И он вышел, оставив ее с выражением крайнего удивления на лице.
Война, которая, как считали многие в 1914 году, «закончится к Рождеству», оказалась жесточайшей кровавой бойней, конца которой не было видно. Список раненых и убитых немцев и французов в одной только битве под Верденом по очень умеренным оценкам достигал 700 000 человек. Несмотря на продолжительность и жестокость Американской Гражданской войны, большинство людей до 1914 года представляли себе эту войну неким романтическим поединком между профессиональными армиями под командованием аристократического офицерского корпуса; считалось, что гражданское население при этом остается как бы в стороне. А разве большинство правивших дворов Европы не были связаны между собой кровными узами? И, несмотря на то, что воинственность и грубость кайзера были известны всем, разве он не был кузеном английского короля, а кузены, как известно, не воюют против друг друга. Так ведь?

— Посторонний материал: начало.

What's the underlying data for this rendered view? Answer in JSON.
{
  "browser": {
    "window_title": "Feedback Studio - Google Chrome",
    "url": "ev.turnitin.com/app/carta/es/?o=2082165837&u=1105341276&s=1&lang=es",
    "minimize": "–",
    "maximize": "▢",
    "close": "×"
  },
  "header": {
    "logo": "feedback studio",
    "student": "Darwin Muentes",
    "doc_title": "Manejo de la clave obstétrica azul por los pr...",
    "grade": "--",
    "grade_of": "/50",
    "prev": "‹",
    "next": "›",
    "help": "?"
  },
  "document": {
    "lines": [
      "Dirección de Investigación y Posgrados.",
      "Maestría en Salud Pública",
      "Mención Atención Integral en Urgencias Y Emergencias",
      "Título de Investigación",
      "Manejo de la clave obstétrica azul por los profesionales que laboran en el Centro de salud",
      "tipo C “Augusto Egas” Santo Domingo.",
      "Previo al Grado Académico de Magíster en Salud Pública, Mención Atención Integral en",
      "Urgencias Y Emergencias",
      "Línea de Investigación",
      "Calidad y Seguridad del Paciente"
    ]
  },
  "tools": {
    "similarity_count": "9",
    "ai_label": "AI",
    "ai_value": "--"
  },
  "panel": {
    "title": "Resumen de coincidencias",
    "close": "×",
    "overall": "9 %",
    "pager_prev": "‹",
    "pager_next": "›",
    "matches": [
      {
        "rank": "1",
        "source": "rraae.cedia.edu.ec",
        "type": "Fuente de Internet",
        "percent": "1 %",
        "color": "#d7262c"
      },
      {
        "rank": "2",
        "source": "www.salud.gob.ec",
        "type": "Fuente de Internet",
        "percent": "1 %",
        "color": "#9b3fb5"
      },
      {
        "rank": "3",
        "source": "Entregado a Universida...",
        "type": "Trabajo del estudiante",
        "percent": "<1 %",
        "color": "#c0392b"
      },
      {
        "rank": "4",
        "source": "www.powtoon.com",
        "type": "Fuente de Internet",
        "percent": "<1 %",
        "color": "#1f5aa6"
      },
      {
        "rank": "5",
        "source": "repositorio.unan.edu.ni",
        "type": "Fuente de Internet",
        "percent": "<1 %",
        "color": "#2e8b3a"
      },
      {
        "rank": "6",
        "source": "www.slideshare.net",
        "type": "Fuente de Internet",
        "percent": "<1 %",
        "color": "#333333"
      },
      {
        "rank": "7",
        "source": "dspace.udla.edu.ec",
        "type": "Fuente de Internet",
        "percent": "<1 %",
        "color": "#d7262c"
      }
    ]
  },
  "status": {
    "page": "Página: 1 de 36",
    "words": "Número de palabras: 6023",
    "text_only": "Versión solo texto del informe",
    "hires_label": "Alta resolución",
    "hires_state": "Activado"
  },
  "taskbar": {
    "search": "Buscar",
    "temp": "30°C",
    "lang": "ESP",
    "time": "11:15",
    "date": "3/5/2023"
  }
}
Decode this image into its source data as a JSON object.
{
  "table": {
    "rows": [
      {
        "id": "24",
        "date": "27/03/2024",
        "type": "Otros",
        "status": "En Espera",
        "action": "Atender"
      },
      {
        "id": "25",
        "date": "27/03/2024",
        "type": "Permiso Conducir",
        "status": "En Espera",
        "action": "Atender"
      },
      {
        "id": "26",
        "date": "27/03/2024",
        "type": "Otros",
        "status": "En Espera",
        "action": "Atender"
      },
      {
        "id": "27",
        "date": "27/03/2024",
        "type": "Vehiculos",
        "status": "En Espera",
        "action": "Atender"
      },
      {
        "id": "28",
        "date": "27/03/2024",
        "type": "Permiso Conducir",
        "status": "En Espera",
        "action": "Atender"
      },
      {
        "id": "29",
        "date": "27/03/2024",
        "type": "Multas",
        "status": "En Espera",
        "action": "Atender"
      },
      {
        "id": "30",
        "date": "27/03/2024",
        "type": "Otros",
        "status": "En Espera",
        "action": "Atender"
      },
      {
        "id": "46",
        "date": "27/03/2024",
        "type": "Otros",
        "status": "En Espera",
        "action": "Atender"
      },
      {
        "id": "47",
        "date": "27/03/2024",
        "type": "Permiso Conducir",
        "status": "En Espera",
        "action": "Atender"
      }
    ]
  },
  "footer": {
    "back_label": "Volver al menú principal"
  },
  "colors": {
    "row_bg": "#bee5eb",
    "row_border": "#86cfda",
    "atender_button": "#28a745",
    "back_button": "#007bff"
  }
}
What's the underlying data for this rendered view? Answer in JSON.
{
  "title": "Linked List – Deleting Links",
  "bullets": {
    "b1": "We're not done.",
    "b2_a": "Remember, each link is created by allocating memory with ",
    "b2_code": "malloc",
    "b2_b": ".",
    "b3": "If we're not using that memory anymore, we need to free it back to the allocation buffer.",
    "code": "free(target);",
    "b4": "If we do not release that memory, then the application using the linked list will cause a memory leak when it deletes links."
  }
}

Но два года кровопролитных боев свели на нет эти наивные иллюзии, и волна потрясений в Европе докатилась и до Америки. В конце концов, миссис Вейлер, считавшая себя немкой, и заявлявшая, что абсурдно относиться к Германии, как к врагу, была вынуждена проглотить все свои культурные амбиции и признать немцев вандалами и дикарями. И, хотя знаменитая оперная певица миссис Эрнестина Шуман-Хейнк родилась в Австрии (которая, разумеется, являлась союзницей Германии), она тоже до глубины души была потрясена тем, что происходило в Европе, а потому с радостью приняла приглашение миссис Вейлер петь для Бельгийского Комитета помощи.
В списке приглашенных миссис Вейлер (в том самом, в котором не оказалось Джейка и Нелли) были все знаменитости «своего круга». Но на то, что Мировая война принесла переоценку ценностей в социальной среде Нью-Йорка, указывал тот факт, что на этот вечер миссис Вейлер пригласила избранных из обоих обществ: некоторых гостей она позаимствовала из списков миссис Оливии Бельмонт, матери герцогини Мальборо и бывшей миссис Киссем Вандербильт.
Таким образом, в этот вечер общество, насчитывавшее более ста человек финансовой элиты Нью-Йорка, заполнившее бальную залу Вейлеров и, сидя на позолоченных стульях, слушавшее низкий голос миссис Шуман-Хейнк, включало как Асторов и Вандербильтов, так Лоебов и Лехманов — два мира, всего несколько лет тому назад державшихся на почтительном расстоянии.